COMPUTERIZED STEREOCAMPIMETER TO MEASURE CENTRAL SCOTOMA
Gregory Bennett MD
Grant 1R41EY013341-01 from National Eye Institute IRG: ZRG1
Abstract: The proposed research intends to design and build an instrument of accurately measure centrally located pathological areas of non-vision, or central scotomas, within the 30 to 60 degrees field of vision. The new device is intended to serve as a supplement to commercially available automatic perimeters, which are known to be inaccurate when retinal defects are confined to the central field of vision. The device used in a novel technique that enables a patient that suffers from a central defect to maintain central fixation, thereby producing measurements of their central and paracentral visual field with unprecedented accuracy. It is anticipated that the device will be able to gather data on patients even when the retinal defect lies in the area required to fixate. The device will consist of both hardware and software, ant the test administered to the patient will be similar to available automatic perimeter, which include computerized algorithms resulting in a rapid test, storage and analysis of data, and a variety of test options. Initial validation of the device will be done through testing a select group of patients with central defects. The measurement results from these patients will be compared with other types of visual field devices used commonly today. It is the intent that the Campimeter be made available to the practitioner, by keeping the cost of the commercial unit inline with comparable ophthalmic instruments. PROPOSED COMMERCIAL APPLICATION Once complete and developed, the device will be well suited for a clinic or private practice.
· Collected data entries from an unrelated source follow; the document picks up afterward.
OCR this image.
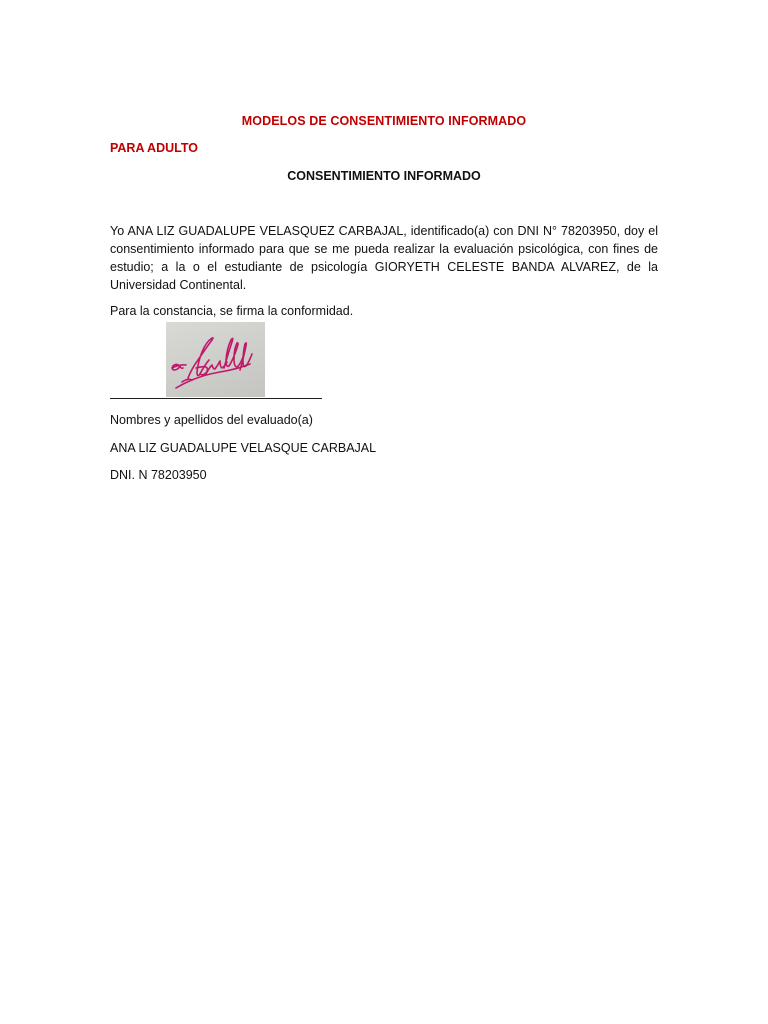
MODELOS DE CONSENTIMIENTO INFORMADO
PARA ADULTO
CONSENTIMIENTO INFORMADO

Yo ANA LIZ GUADALUPE VELASQUEZ CARBAJAL, identificado(a) con DNI N° 78203950, doy el consentimiento informado para que se me pueda realizar la evaluación psicológica, con fines de estudio; a la o el estudiante de psicología GIORYETH CELESTE BANDA ALVAREZ, de la Universidad Continental.

Para la constancia, se firma la conformidad.
Nombres y apellidos del evaluado(a)
ANA LIZ GUADALUPE VELASQUE CARBAJAL
DNI. N 78203950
The inability to measure and map central scotomas has been a long-standing problem with clinicians. Now more than ever, with the aging population and the subsequent increase in macular degeneration, the wide variety of refractive procedures, as well as numerous retinal pathologies, there is a consistent need for the accurate mapping of central scotomas. The ability to measure and map, track changes, and quantify treatment modalities, will be monumental in diagnosing, following and managing macular and retinal diseases. The anticipated moderate cost of the complete instrument will make it available to a wide variety of clinicians, and will not be limited to a research environment. If properly designed, engineered, and tested, the ultimate hope is for wide spread use and early detection and management of central field defects
Keywords: biomedical equipment development, computer system design /evaluation, measurement, perimetry, retina disorder, retinography, scotoma binocular vision, computer data analysis, data management, visual fixation
Gregory Bennett MD
Grant 2R42EY013341-02 from National Eye Institute IRG: ZRG1
Abstract: Continuation of the research for the Computerized Campimeter will lead to a device that will, for the first time in a modern setting, allow for measurement of the visual field when a central scotoma exists. The device will be ultimately used by a clinic, and therefore it will be designed such that its cost and operation will be in-line with commercially available automatic perimeters. The primary differences between the Computerized, Campimeter and conventional automatic perimeters is specially designed hardware that will maintain fixation in patients with pathological areas of non-vision that include the exact center of the field. The software developed for the Computerized Campimeter contains sophisticated algorithms that have the ability to precisely define a scotoma, without statistically fabricating data, thereby making comparison tests more reliable. The software does so in a test-time that is equivalent with commercial automatic perimeters. During the Phase II research a more sophisticated prototype will be developed along with pre-production models, and these units will be compared side-by-side with automatic perimeters and more sophisticated instruments such as the Scanning Laser Ophthalmoscope. When the device is in production, cost estimates predict that it will be affordable to practitioners - to both ophthalmologists and optometrists. The completed device will be able determine the character and extent of centrally located visual field defects in diseases such as age-related macular degeneration, following the fate of laser treated diabetics, following newer surgeries of the macular larea, following macular edema, retinal defects including retinal holes and tears, the effectiveness of treatment of wet AMD through Photo-Dynamic Therapy, and pituitary and visual pathway tumors.